Attorney's interest in the funds arises out of an attorney's right to a common law retaining lien. Such lien entitles him to retain possession of any property belonging to the client that comes into his possession as part of the professional relationship until amounts due him for services rendered have been paid. See, Upgrade Corp. v. Michigan Carton Co., 87 Ill.App.3d 662, 410 N.E.2d 159 (1980).
In closing, while this Committee recognizes an attorney's right to a retaining lien, the Committee notes that the court's have considered whether invocation of the retaining lien result in prejudice to the client or would adversely affect other parties or the public interest. See, Kanwit, "Attorneys' Liens: When Can You Retain Client's Files?"
References
- Illinois Rules of Professional Conduct, Rule 1.15(a) through (d)

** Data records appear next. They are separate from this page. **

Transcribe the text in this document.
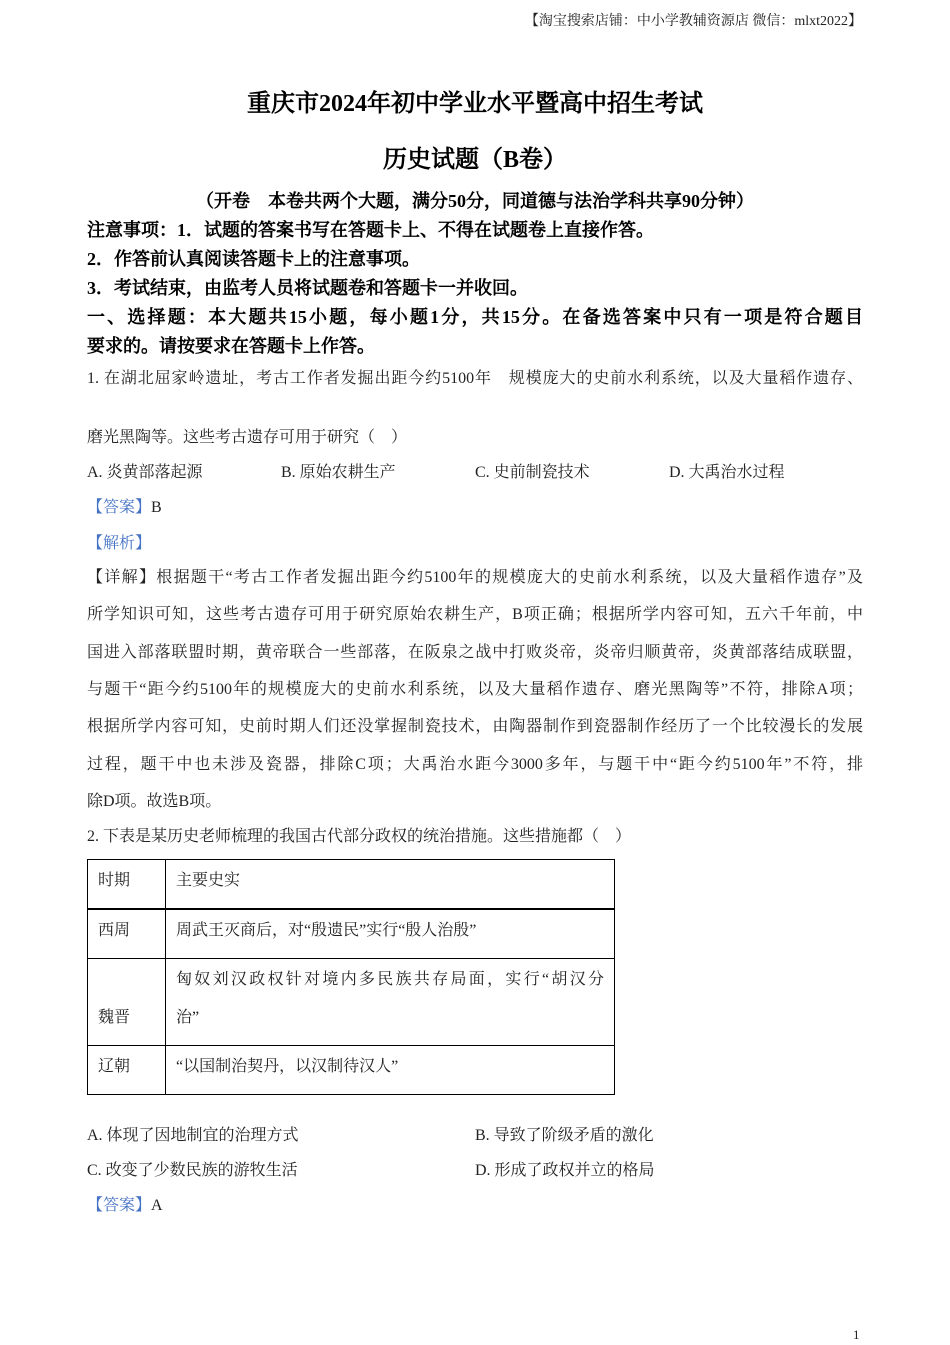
【淘宝搜索店铺：中小学教辅资源店 微信：mlxt2022】
重庆市2024年初中学业水平暨高中招生考试
历史试题（B卷）
（开卷　本卷共两个大题，满分50分，同道德与法治学科共享90分钟）
注意事项：1．试题的答案书写在答题卡上、不得在试题卷上直接作答。
2．作答前认真阅读答题卡上的注意事项。
3．考试结束，由监考人员将试题卷和答题卡一并收回。
一、选择题：本大题共15小题，每小题1分，共15分。在备选答案中只有一项是符合题目
要求的。请按要求在答题卡上作答。
1. 在湖北屈家岭遗址，考古工作者发掘出距今约5100年　规模庞大的史前水利系统，以及大量稻作遗存、
磨光黑陶等。这些考古遗存可用于研究（　）
A. 炎黄部落起源	B. 原始农耕生产	C. 史前制瓷技术	D. 大禹治水过程
【答案】B
【解析】
【详解】根据题干“考古工作者发掘出距今约5100年的规模庞大的史前水利系统，以及大量稻作遗存”及
所学知识可知，这些考古遗存可用于研究原始农耕生产，B项正确；根据所学内容可知，五六千年前，中
国进入部落联盟时期，黄帝联合一些部落，在阪泉之战中打败炎帝，炎帝归顺黄帝，炎黄部落结成联盟，
与题干“距今约5100年的规模庞大的史前水利系统，以及大量稻作遗存、磨光黑陶等”不符，排除A项；
根据所学内容可知，史前时期人们还没掌握制瓷技术，由陶器制作到瓷器制作经历了一个比较漫长的发展
过程，题干中也未涉及瓷器，排除C项；大禹治水距今3000多年，与题干中“距今约5100年”不符，排
除D项。故选B项。
2. 下表是某历史老师梳理的我国古代部分政权的统治措施。这些措施都（　）
时期	主要史实
西周	周武王灭商后，对“殷遗民”实行“殷人治殷”

魏晋	匈奴刘汉政权针对境内多民族共存局面，实行“胡汉分
治”

辽朝	“以国制治契丹，以汉制待汉人”
A. 体现了因地制宜的治理方式	B. 导致了阶级矛盾的激化
C. 改变了少数民族的游牧生活	D. 形成了政权并立的格局
【答案】A
1
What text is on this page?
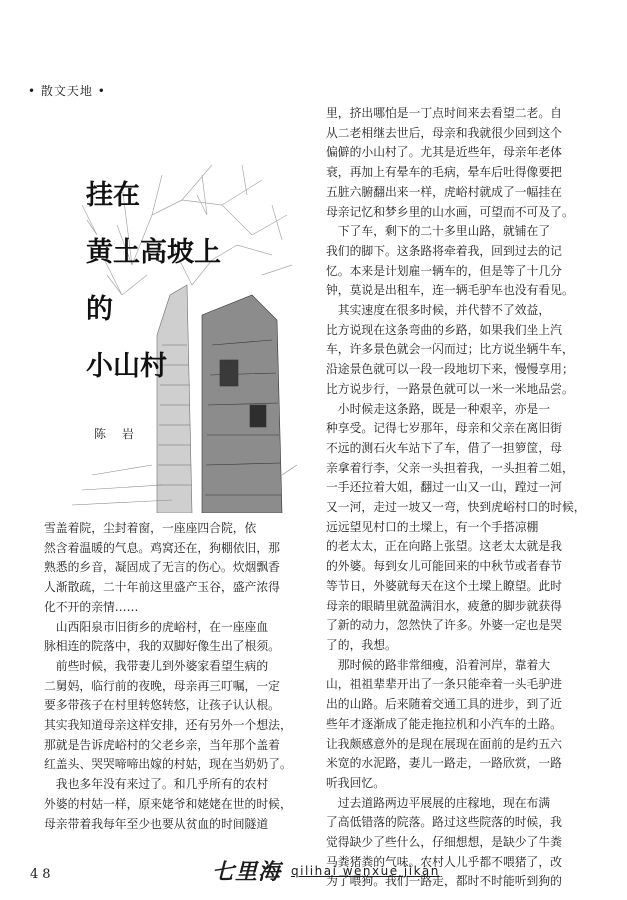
• 散文天地 •
挂在
黄土高坡上
的
小山村
陈 岩

雪盖着院，尘封着窗，一座座四合院，依

然含着温暖的气息。鸡窝还在，狗棚依旧，那

熟悉的乡音，凝固成了无言的伤心。炊烟飘香

人渐散疏，二十年前这里盛产玉谷，盛产浓得

化不开的亲情……

　山西阳泉市旧街乡的虎峪村，在一座座血

脉相连的院落中，我的双脚好像生出了根须。

　前些时候，我带妻儿到外婆家看望生病的

二舅妈，临行前的夜晚，母亲再三叮嘱，一定

要多带孩子在村里转悠转悠，让孩子认认根。

其实我知道母亲这样安排，还有另外一个想法，

那就是告诉虎峪村的父老乡亲，当年那个盖着

红盖头、哭哭啼啼出嫁的村姑，现在当奶奶了。

　我也多年没有来过了。和几乎所有的农村

外婆的村姑一样，原来姥爷和姥姥在世的时候，

母亲带着我每年至少也要从贫血的时间隧道

里，挤出哪怕是一丁点时间来去看望二老。自

从二老相继去世后，母亲和我就很少回到这个

偏僻的小山村了。尤其是近些年，母亲年老体

衰，再加上有晕车的毛病，晕车后吐得像要把

五脏六腑翻出来一样，虎峪村就成了一幅挂在

母亲记忆和梦乡里的山水画，可望而不可及了。

　下了车，剩下的二十多里山路，就铺在了

我们的脚下。这条路将牵着我，回到过去的记

忆。本来是计划雇一辆车的，但是等了十几分

钟，莫说是出租车，连一辆毛驴车也没有看见。

　其实速度在很多时候，并代替不了效益，

比方说现在这条弯曲的乡路，如果我们坐上汽

车，许多景色就会一闪而过；比方说坐辆牛车，

沿途景色就可以一段一段地切下来，慢慢享用；

比方说步行，一路景色就可以一米一米地品尝。

　小时候走这条路，既是一种艰辛，亦是一

种享受。记得七岁那年，母亲和父亲在离旧街

不远的测石火车站下了车，借了一担箩筐，母

亲拿着行李，父亲一头担着我，一头担着二姐，

一手还拉着大姐，翻过一山又一山，蹚过一河

又一河，走过一坡又一弯，快到虎峪村口的时候，

远远望见村口的土墚上，有一个手搭凉棚

的老太太，正在向路上张望。这老太太就是我

的外婆。每到女儿可能回来的中秋节或者春节

等节日，外婆就每天在这个土墚上瞭望。此时

母亲的眼睛里就盈满泪水，疲惫的脚步就获得

了新的动力，忽然快了许多。外婆一定也是哭

了的，我想。

　那时候的路非常细瘦，沿着河岸，靠着大

山，祖祖辈辈开出了一条只能牵着一头毛驴进

出的山路。后来随着交通工具的进步，到了近

些年才逐渐成了能走拖拉机和小汽车的土路。

让我颇感意外的是现在展现在面前的是约五六

米宽的水泥路，妻儿一路走，一路欣赏，一路

听我回忆。

　过去道路两边平展展的庄稼地，现在布满

了高低错落的院落。路过这些院落的时候，我

觉得缺少了些什么，仔细想想，是缺少了牛粪

马粪猪粪的气味。农村人儿乎都不喂猪了，改

为了喂狗。我们一路走，都时不时能听到狗的

48	七里海 qilihai wenxue jikan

- In re Ushijima, 119 Ill.2d 51, 518 N.E.2d 73 (1987)
- In re Kitsos, 127 Ill.2d 1, 535 N.E.2d 792 (1989)
- In re Joyce, 133 Ill.2d 16, 549 N.E.2d 232 (1990).
- Upgrade Corp. v. Michigan Carton Co., 87 Ill.App.3d 662, 410 N.E.2d 159 (1980).
- Stephanie Kanwit, "Attorneys' Liens: When Can You Retain Client's Files?" 79 Ill. Bar J. 274 (1991)
Note
This Opinion was AFFIRMED by the Board of Governors in May 2010. Please see the 2010 Illinois Rule of Professional Conduct 1.15(a) through (f). This opinion was affirmed based on its general consistency with the 2010 Rules, although the specific standards referenced in it may be different from the 2010 Rules. Readers are encouraged to review and consider other applicable Rules and Comments, as well as any applicable case law or disciplinary decisions.